Le manuscrit Mas 138 de la Bibliothèque de l'École nationale supérieure des beaux-arts de Paris est un manuscrit de la fin du XIème début XIIème siècle originaire de l'Est de la France, provenant de l'Abbaye Saint-Pierre d’Hautmont, contenant principalement des vies de saints et des versus.
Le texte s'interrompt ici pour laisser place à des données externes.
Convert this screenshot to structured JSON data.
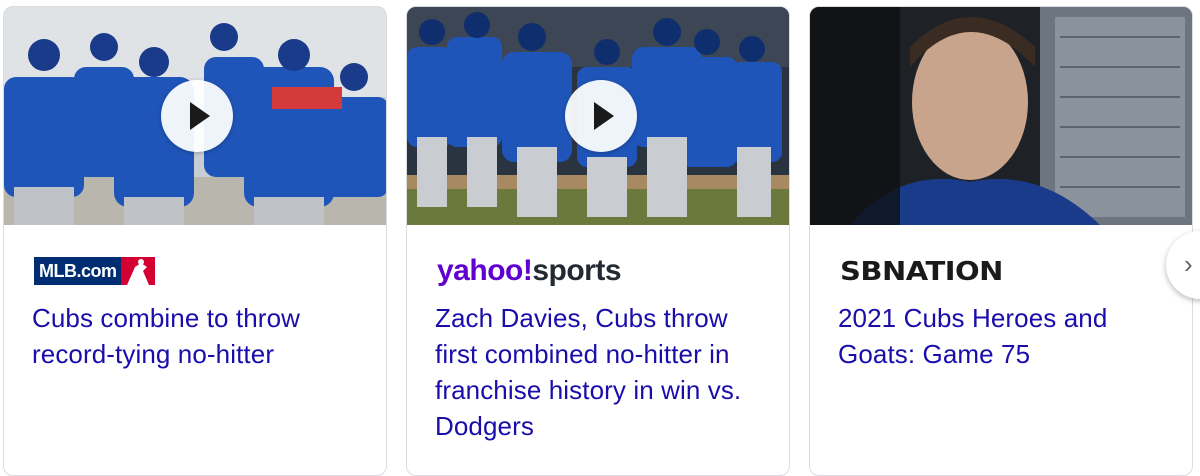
{
  "cards": [
    {
      "source": "MLB.com",
      "title": "Cubs combine to throw record-tying no-hitter",
      "has_video": true
    },
    {
      "source_part1": "yahoo!",
      "source_part2": "sports",
      "title": "Zach Davies, Cubs throw first combined no-hitter in franchise history in win vs. Dodgers",
      "has_video": true
    },
    {
      "source": "SBNATION",
      "title": "2021 Cubs Heroes and Goats: Game 75",
      "has_video": false
    }
  ],
  "colors": {
    "link": "#1a0dab",
    "yahoo_purple": "#6001d2",
    "mlb_navy": "#002d72",
    "mlb_red": "#d50032",
    "cubs_blue": "#1a4ea8"
  },
  "icons": {
    "play": "play-icon",
    "next": "chevron-right-icon"
  }
}
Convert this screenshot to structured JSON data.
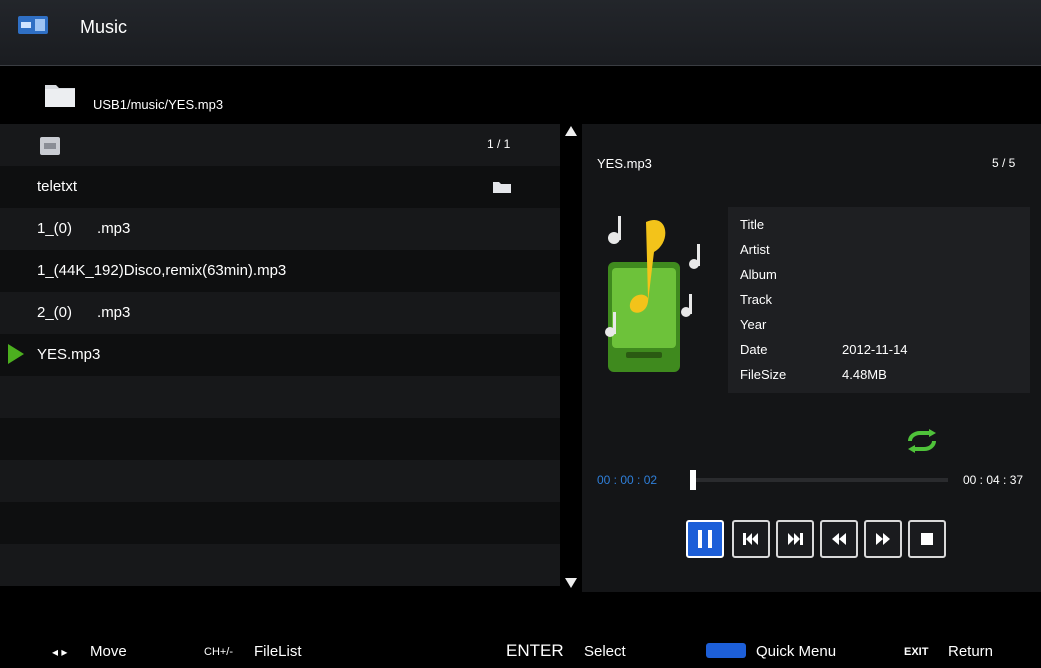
{
  "header": {
    "title": "Music",
    "icon": "usb-icon"
  },
  "path": {
    "text": "USB1/music/YES.mp3",
    "icon": "folder-icon"
  },
  "file_list": {
    "page": "1 / 1",
    "items": [
      {
        "label": "",
        "icon": "up-folder-icon"
      },
      {
        "label": "teletxt",
        "icon": "folder-icon"
      },
      {
        "label": "1_(0)      .mp3"
      },
      {
        "label": "1_(44K_192)Disco,remix(63min).mp3"
      },
      {
        "label": "2_(0)      .mp3"
      },
      {
        "label": "YES.mp3",
        "playing": true
      }
    ]
  },
  "now_playing": {
    "file": "YES.mp3",
    "count": "5 / 5",
    "info": [
      {
        "label": "Title",
        "value": ""
      },
      {
        "label": "Artist",
        "value": ""
      },
      {
        "label": "Album",
        "value": ""
      },
      {
        "label": "Track",
        "value": ""
      },
      {
        "label": "Year",
        "value": ""
      },
      {
        "label": "Date",
        "value": "2012-11-14"
      },
      {
        "label": "FileSize",
        "value": "4.48MB"
      }
    ],
    "elapsed": "00 : 00 : 02",
    "duration": "00 : 04 : 37",
    "progress_fraction": 0.007,
    "repeat_icon": "repeat-icon"
  },
  "controls": [
    "pause-icon",
    "previous-icon",
    "next-icon",
    "rewind-icon",
    "fast-forward-icon",
    "stop-icon"
  ],
  "footer": {
    "move_key": "◂ ▸",
    "move": "Move",
    "filelist_key": "CH+/-",
    "filelist": "FileList",
    "select_key": "ENTER",
    "select": "Select",
    "quickmenu": "Quick Menu",
    "return_key": "EXIT",
    "return": "Return"
  },
  "colors": {
    "accent_blue": "#1d5fd8",
    "play_green": "#4caf1f",
    "time_blue": "#2f7fd9"
  }
}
Trois versus ont reçu une notation contemporaine au texte.
85r Item versus cuiusdam doctoris : Ut belli sonuere tubae violenta peremit...
85v Versus Prisciani de XII signis : Ad Boree partes Arcti vertuntur.... ; Eiusdem de XII ventis : Quattuor a quadro consurgunt limite venti. His quoque octo gemini...
D'autres additions musicales, en notation neumatique lorraine, ont été faites au cours du XIIème siècle. 66r In dedicatione ecclesiae Sequetia. Clara chorus dulce pangat (AH 54:94) ; 75v S. Marcialis apostolus officiium [In.] Iustus ut palma* ; R/ Isutus ut palma* ; All. Ipse peibit ante illum* ; Of. In virtute tua domine ; Co. Psuisti domine*. 86r R/ Evigilans Noe ex vino... V/ Benedictus dominus deus...
L'addition la plus important de ce manuscrit est certainement celle concernant la théorie musicale aux folio 130v et 131r.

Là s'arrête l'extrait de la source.